On March 2 this year, the
Belvedere was at the Mosher shop for some service work when the son of a former employee decided to take the $59,000 stock car for a final ride.
According to Bob Mosher, the young man had had a problem with methamphetamines but everyone believed he had gotten past his addiction: he had a good job, a girl friend and money in the bank.
In what some believe was an attempt at suicide, he got the shop key and alarm code from his dad and got in while the Mosher crew was away for a few days. Having gained entry into the shop, he broke into a lock box where the vehicle keys are stored, unlocked a non-running car that was parked in front of the Belvedere and rolled into the parking lot while his girlfriend tried to stop him.
He then got into the Belvedere, fired it up, floored it and flew out of the parking lot.

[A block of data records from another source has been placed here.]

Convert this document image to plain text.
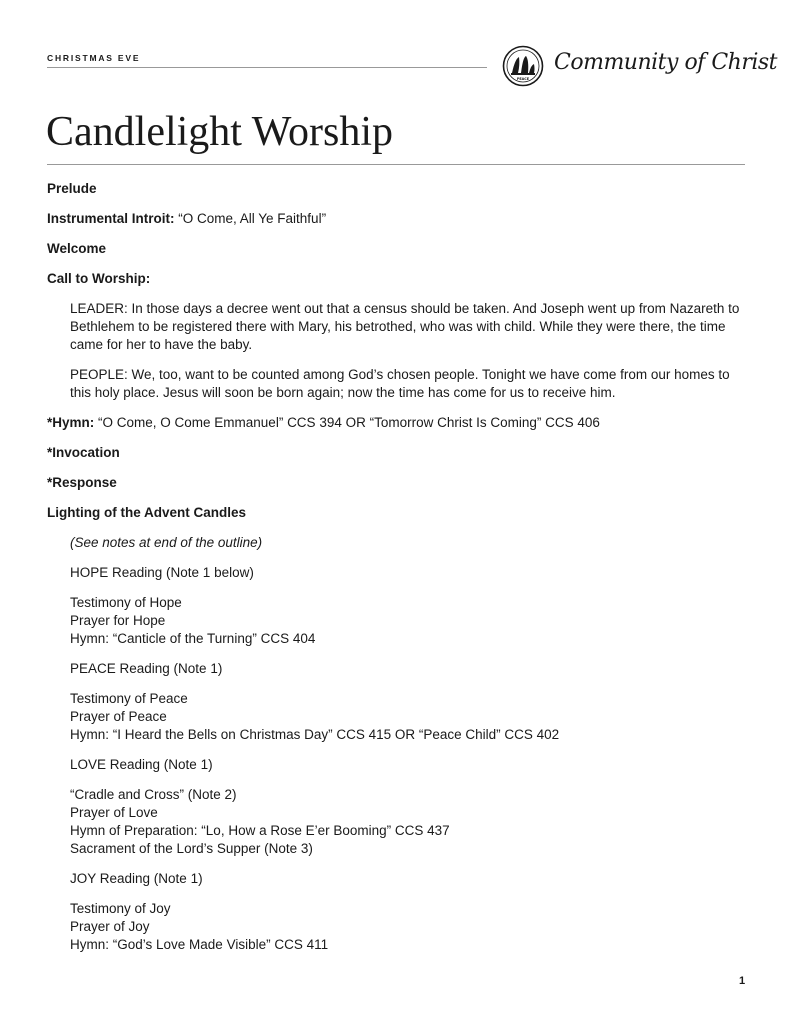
CHRISTMAS EVE
PEACE
Community of Christ
Candlelight Worship

Prelude

Instrumental Introit: “O Come, All Ye Faithful”

Welcome

Call to Worship:

LEADER: In those days a decree went out that a census should be taken. And Joseph went up from Nazareth to Bethlehem to be registered there with Mary, his betrothed, who was with child. While they were there, the time came for her to have the baby.

PEOPLE: We, too, want to be counted among God’s chosen people. Tonight we have come from our homes to this holy place. Jesus will soon be born again; now the time has come for us to receive him.

*Hymn: “O Come, O Come Emmanuel” CCS 394 OR “Tomorrow Christ Is Coming” CCS 406

*Invocation

*Response

Lighting of the Advent Candles

(See notes at end of the outline)

HOPE Reading (Note 1 below)

Testimony of Hope
Prayer for Hope
Hymn: “Canticle of the Turning” CCS 404

PEACE Reading (Note 1)

Testimony of Peace
Prayer of Peace
Hymn: “I Heard the Bells on Christmas Day” CCS 415 OR “Peace Child” CCS 402

LOVE Reading (Note 1)

“Cradle and Cross” (Note 2)
Prayer of Love
Hymn of Preparation: “Lo, How a Rose E’er Booming” CCS 437
Sacrament of the Lord’s Supper (Note 3)

JOY Reading (Note 1)

Testimony of Joy
Prayer of Joy
Hymn: “God’s Love Made Visible” CCS 411

1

He blew through traffic signals, eventually getting the car up to an estimated 150 miles per hour as he traveled west into neighboring Arcadia. He then drove the car up over a curb, bounced off a tree, knocked down a telephone pole and crashed through a triple cinderblock wall.
He never backed off the throttle.
Clinically dead at the scene, paramedics were able to resuscitate him. All of his teeth were knocked out and he broke some 25 bones. He has undergone 40 surgeries and will require more before he can physically lead a normal life.
The Belvedere, of course, was destroyed. From the B-pillar forward, it’s hard to tell the scrambled wreckage was ever a car.